I obtained the following code from a wiki on Github, here. Its implementation seemed pretty straightforward, however, I've not been able to utilize it in its native form.
Here's my the 'Process' code I'm using:
import dask.dataframe as dd
from concurrent.futures import ProcessPoolExecutor
import pandas as pd
import gdelt
gd = gdelt.gdelt(version=2)
e = ProcessPoolExecutor()
def getter(x):
try:
date = x.strftime('%Y%m%d')
d = gd.Search(date, coverage=True)
d.to_csv("{}_gdeltdata.csv".format(date),encoding='utf-8',index=False)
except:
pass
results = list(e.map(getter,pd.date_range('2015 Apr 21','2018 Apr 21')))
Here's the full error:
BrokenProcessPool Traceback (most recent call last)
<ipython-input-1-874f937ce512> in <module>()
21
22 # now pull the data; this will take a long time
---> 23 results = list(e.map(getter,pd.date_range('2015 Apr 21','2018 Apr 21')))
24
25
C:\Anaconda3\lib\concurrent\futures\process.py in_chain_from_iterable_of_lists(iterable)
364 careful not to keep references to yielded objects.
365 """
--> 366 for element in iterable:
367 element.reverse()
368 while element:
C:\Anaconda3\lib\concurrent\futures\_base.py in result_iterator()
584 # Careful not to keep a reference to the popped future
585 if timeout is None:
--> 586 yield fs.pop().result()
587 else:
588 yield fs.pop().result(end_time - time.time())

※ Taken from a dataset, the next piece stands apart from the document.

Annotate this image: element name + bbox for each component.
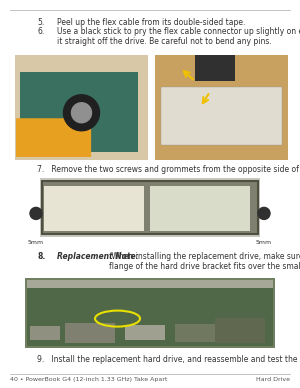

C:\Anaconda3\lib\concurrent\futures\_base.py in result(self, timeout)
430 raise CancelledError()
431 elif self._state == FINISHED:
--> 432 return self.__get_result()
433 else:
434 raise TimeoutError()
C:\Anaconda3\lib\concurrent\futures\_base.py in __get_result(self)
382 def __get_result(self):
383 if self._exception:
--> 384 raise self._exception
385 else:
386 return self._result
*BrokenProcessPool: A process in the process pool was terminated abruptly while the future was running or pending.*
Any ideas as to how to resolve this error? I know that if I change the ProcessPoolExecutor to a ThreadPoolExecutor, the problem seems to be resolved (though I haven't run the dataset through all the way, so I can't be entirely sure), however, I believe I'll have a quicker outcome if I utilize the ProcessPoolExecutor.
Ultimately, I'll be using dask to work with the data in Pandas. Thanks in advance.